I am not, as I assumed for so long, uniquely undeserving. It is not grossly impudent of me to have needs.
I should be able to express delight and admiration for the people in my life who I consider delightful and admirable, without feeling as though it would be outrageous hubris to expect that anybody might care about how I felt about them.
People can be so lovely and brilliant.
I don't like to play favourites, but my heart sings whenever I see a trans person in the street. Knowing how much, at minimum, they had to get through makes every single sighting a celebration of a glorious triumph. (I know transdar isn't a thing, and there's a fair chance that sometimes I'm cheering an unusually tall cis woman, but as a vertically ample person myself, I can say that's also a marvellous thing to carry off with grace and poise, and well worthy of recognition.)
I don't understand people who feel threatened rather than comforted by human diversity. I mean I understand in principle how weird, pseudoscientific, tribal thinking coheres into a self-consistent worldview. I just don't know how you can walk down a street full of ordinary people going about their business and genuinely feel that you see menace and insidious corruption of the nation's purity everywhere you look.
I was very disappointed by something Alexei Sayle said recently, as he's a lovely fellow of impeccable moral credentials. On his podcast, in the context of a row within Jeremy Corbyn's "Insert Policy Here Party" over trans rights, Alexei mumbled something conciliatory about the need to accommodate the "socially conservative" working class.
I have given it some considerable thought, and I honestly can't come up with a sensible definition of the term "social conservative" that would make it anything but a synonym for "bigot". I asked around my Fediverse parasocial circle, which is probably a skewed sample, but I can at least say that a sizeable population of neurodiverse trans women with a background in IT and a fondness for cats was better able to find a distinction than I.
So ultimately, I have to say that if you're willing to march alongside Nazis, I don't much care what your relationship to the means of production is. You've forfeited your place at any table I'm sitting at until you've reconsidered your position on equal rights.
I am fretting about this sort of thing at the moment, as the next March for White Australia will be strutting and sneering its way through the Melbourne CBD in less than a week's time. Then a week later I will be visiting the Shire to check up on Mum.
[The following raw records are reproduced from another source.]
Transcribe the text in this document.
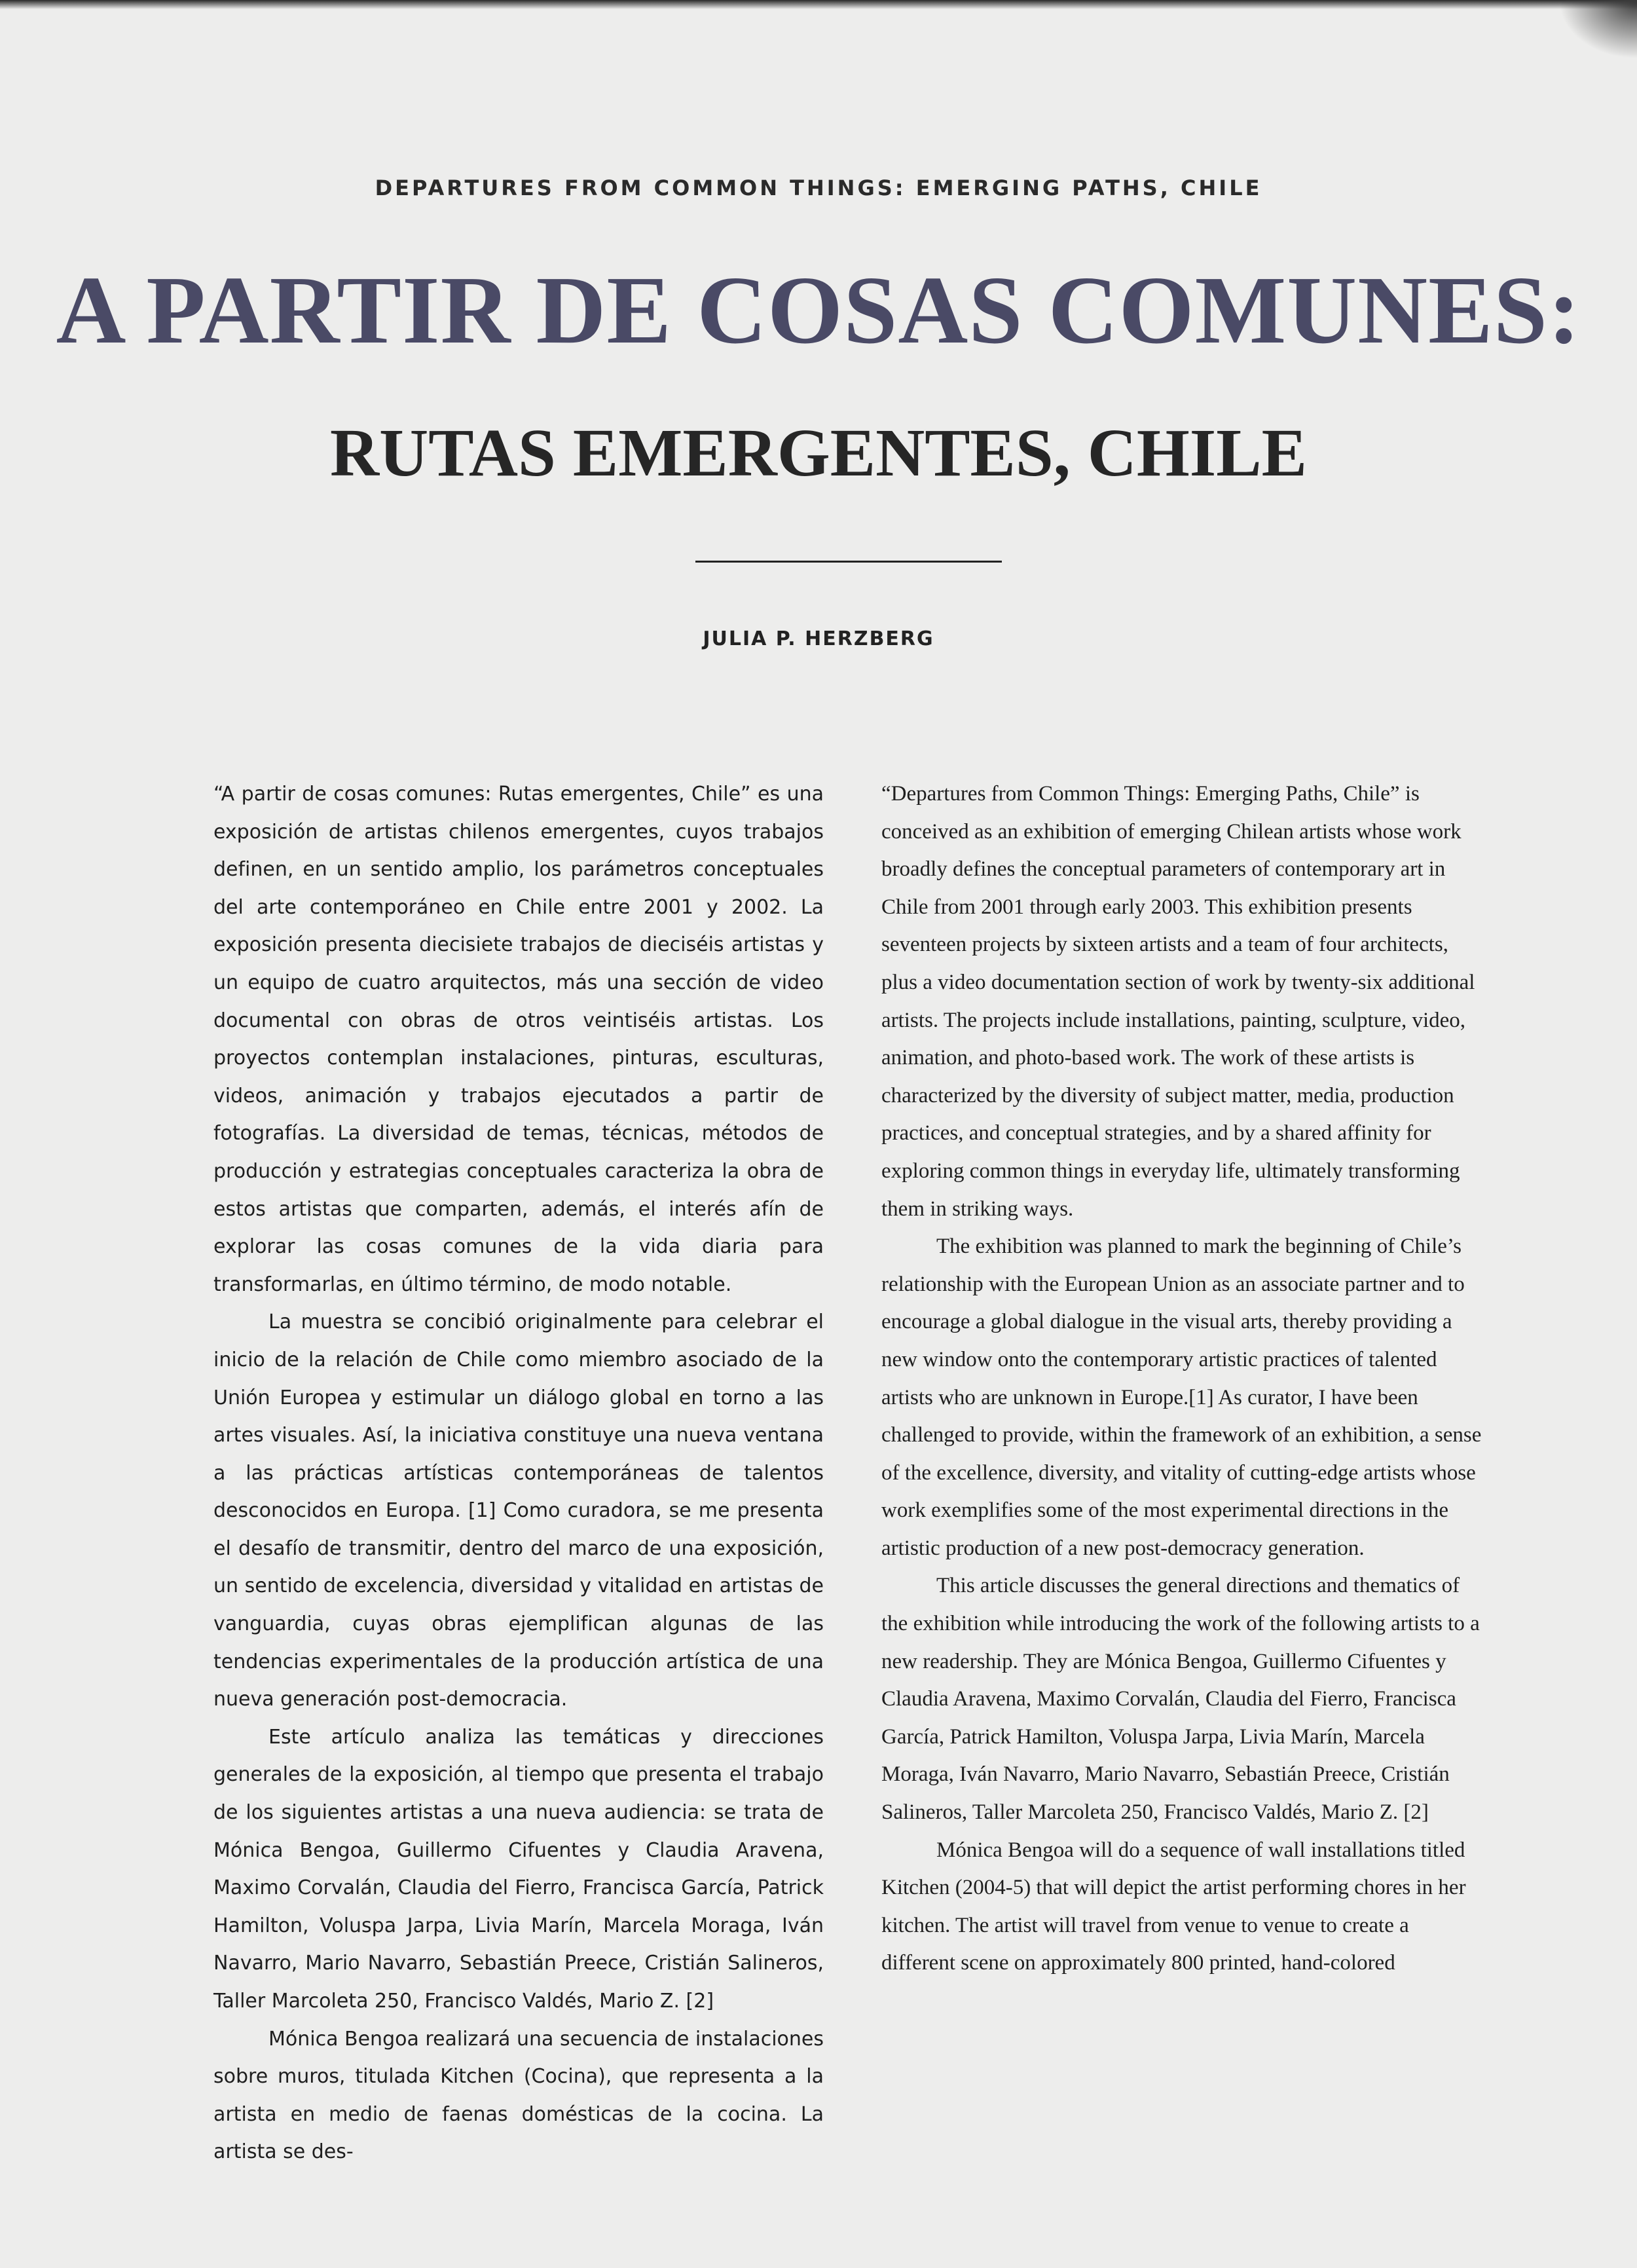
DEPARTURES FROM COMMON THINGS: EMERGING PATHS, CHILE
A PARTIR DE COSAS COMUNES:
RUTAS EMERGENTES, CHILE
JULIA P. HERZBERG

“A partir de cosas comunes: Rutas emergentes, Chile” es una exposición de artistas chilenos emergentes, cuyos trabajos definen, en un sentido amplio, los parámetros conceptuales del arte contemporáneo en Chile entre 2001 y 2002. La exposición presenta diecisiete trabajos de dieciséis artistas y un equipo de cuatro arquitectos, más una sección de video documental con obras de otros veintiséis artistas. Los proyectos contemplan instalaciones, pinturas, esculturas, videos, animación y trabajos ejecutados a partir de fotografías. La diversidad de temas, técnicas, métodos de producción y estrategias conceptuales caracteriza la obra de estos artistas que comparten, además, el interés afín de explorar las cosas comunes de la vida diaria para transformarlas, en último término, de modo notable.

La muestra se concibió originalmente para celebrar el inicio de la relación de Chile como miembro asociado de la Unión Europea y estimular un diálogo global en torno a las artes visuales. Así, la iniciativa constituye una nueva ventana a las prácticas artísticas contemporáneas de talentos desconocidos en Europa. [1] Como curadora, se me presenta el desafío de transmitir, dentro del marco de una exposición, un sentido de excelencia, diversidad y vitalidad en artistas de vanguardia, cuyas obras ejemplifican algunas de las tendencias experimentales de la producción artística de una nueva generación post-democracia.

Este artículo analiza las temáticas y direcciones generales de la exposición, al tiempo que presenta el trabajo de los siguientes artistas a una nueva audiencia: se trata de Mónica Bengoa, Guillermo Cifuentes y Claudia Aravena, Maximo Corvalán, Claudia del Fierro, Francisca García, Patrick Hamilton, Voluspa Jarpa, Livia Marín, Marcela Moraga, Iván Navarro, Mario Navarro, Sebastián Preece, Cristián Salineros, Taller Marcoleta 250, Francisco Valdés, Mario Z. [2]

Mónica Bengoa realizará una secuencia de instalaciones sobre muros, titulada Kitchen (Cocina), que representa a la artista en medio de faenas domésticas de la cocina. La artista se des-

“Departures from Common Things: Emerging Paths, Chile” is conceived as an exhibition of emerging Chilean artists whose work broadly defines the conceptual parameters of contemporary art in Chile from 2001 through early 2003. This exhibition presents seventeen projects by sixteen artists and a team of four architects, plus a video documentation section of work by twenty-six additional artists. The projects include installations, painting, sculpture, video, animation, and photo-based work. The work of these artists is characterized by the diversity of subject matter, media, production practices, and conceptual strategies, and by a shared affinity for exploring common things in everyday life, ultimately transforming them in striking ways.

The exhibition was planned to mark the beginning of Chile’s relationship with the European Union as an associate partner and to encourage a global dialogue in the visual arts, thereby providing a new window onto the contemporary artistic practices of talented artists who are unknown in Europe.[1] As curator, I have been challenged to provide, within the framework of an exhibition, a sense of the excellence, diversity, and vitality of cutting-edge artists whose work exemplifies some of the most experimental directions in the artistic production of a new post-democracy generation.

This article discusses the general directions and thematics of the exhibition while introducing the work of the following artists to a new readership. They are Mónica Bengoa, Guillermo Cifuentes y Claudia Aravena, Maximo Corvalán, Claudia del Fierro, Francisca García, Patrick Hamilton, Voluspa Jarpa, Livia Marín, Marcela Moraga, Iván Navarro, Mario Navarro, Sebastián Preece, Cristián Salineros, Taller Marcoleta 250, Francisco Valdés, Mario Z. [2]

Mónica Bengoa will do a sequence of wall installations titled Kitchen (2004-5) that will depict the artist performing chores in her kitchen. The artist will travel from venue to venue to create a different scene on approximately 800 printed, hand-colored
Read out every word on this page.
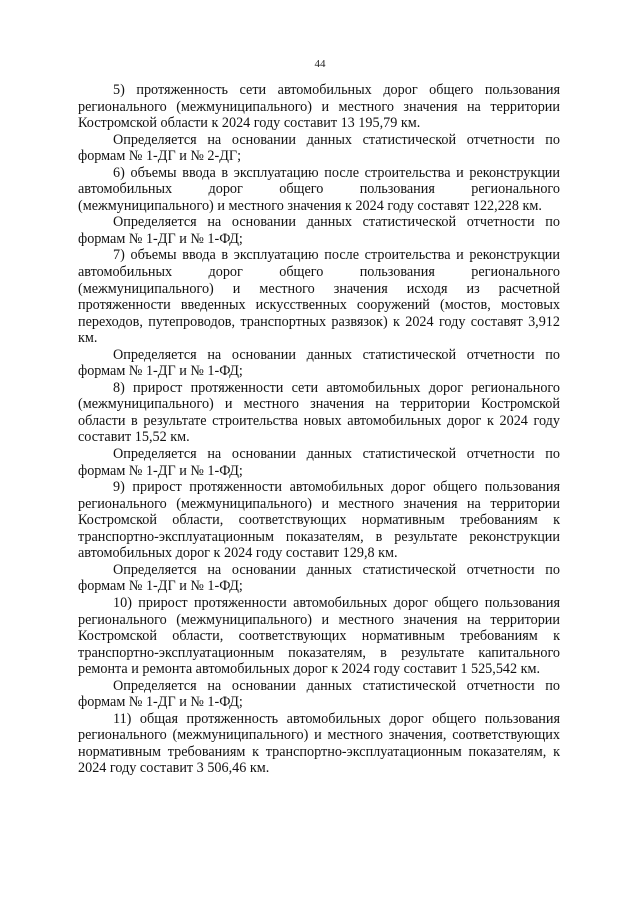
44

5) протяженность сети автомобильных дорог общего пользования регионального (межмуниципального) и местного значения на территории Костромской области к 2024 году составит 13 195,79 км.

Определяется на основании данных статистической отчетности по формам № 1-ДГ и № 2-ДГ;

6) объемы ввода в эксплуатацию после строительства и реконструкции автомобильных дорог общего пользования регионального (межмуниципального) и местного значения к 2024 году составят 122,228 км.

Определяется на основании данных статистической отчетности по формам № 1-ДГ и № 1-ФД;

7) объемы ввода в эксплуатацию после строительства и реконструкции автомобильных дорог общего пользования регионального (межмуниципального) и местного значения исходя из расчетной протяженности введенных искусственных сооружений (мостов, мостовых переходов, путепроводов, транспортных развязок) к 2024 году составят 3,912 км.

Определяется на основании данных статистической отчетности по формам № 1-ДГ и № 1-ФД;

8) прирост протяженности сети автомобильных дорог регионального (межмуниципального) и местного значения на территории Костромской области в результате строительства новых автомобильных дорог к 2024 году составит 15,52 км.

Определяется на основании данных статистической отчетности по формам № 1-ДГ и № 1-ФД;

9) прирост протяженности автомобильных дорог общего пользования регионального (межмуниципального) и местного значения на территории Костромской области, соответствующих нормативным требованиям к транспортно-эксплуатационным показателям, в результате реконструкции автомобильных дорог к 2024 году составит 129,8 км.

Определяется на основании данных статистической отчетности по формам № 1-ДГ и № 1-ФД;

10) прирост протяженности автомобильных дорог общего пользования регионального (межмуниципального) и местного значения на территории Костромской области, соответствующих нормативным требованиям к транспортно-эксплуатационным показателям, в результате капитального ремонта и ремонта автомобильных дорог к 2024 году составит 1 525,542 км.

Определяется на основании данных статистической отчетности по формам № 1-ДГ и № 1-ФД;

11) общая протяженность автомобильных дорог общего пользования регионального (межмуниципального) и местного значения, соответствующих нормативным требованиям к транспортно-эксплуатационным показателям, к 2024 году составит 3 506,46 км.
I always fall into a funk for about a fortnight after seeing the nightmarishly familiar landmarks of my youth. Coming so hard on the heels of a parade of thousands of obnoxious bigots through my home, chaperoned by Nazis and police (not mutually exclusive classes), I can't imagine I will be very pleasant to be around when I get back.
So I need to get my act into gear and start doing something positive for the forces of love, decency, kindness, and all the other social ills that threaten to destroy civilisation as we know it (and about time, too). It's a bit overwhelming.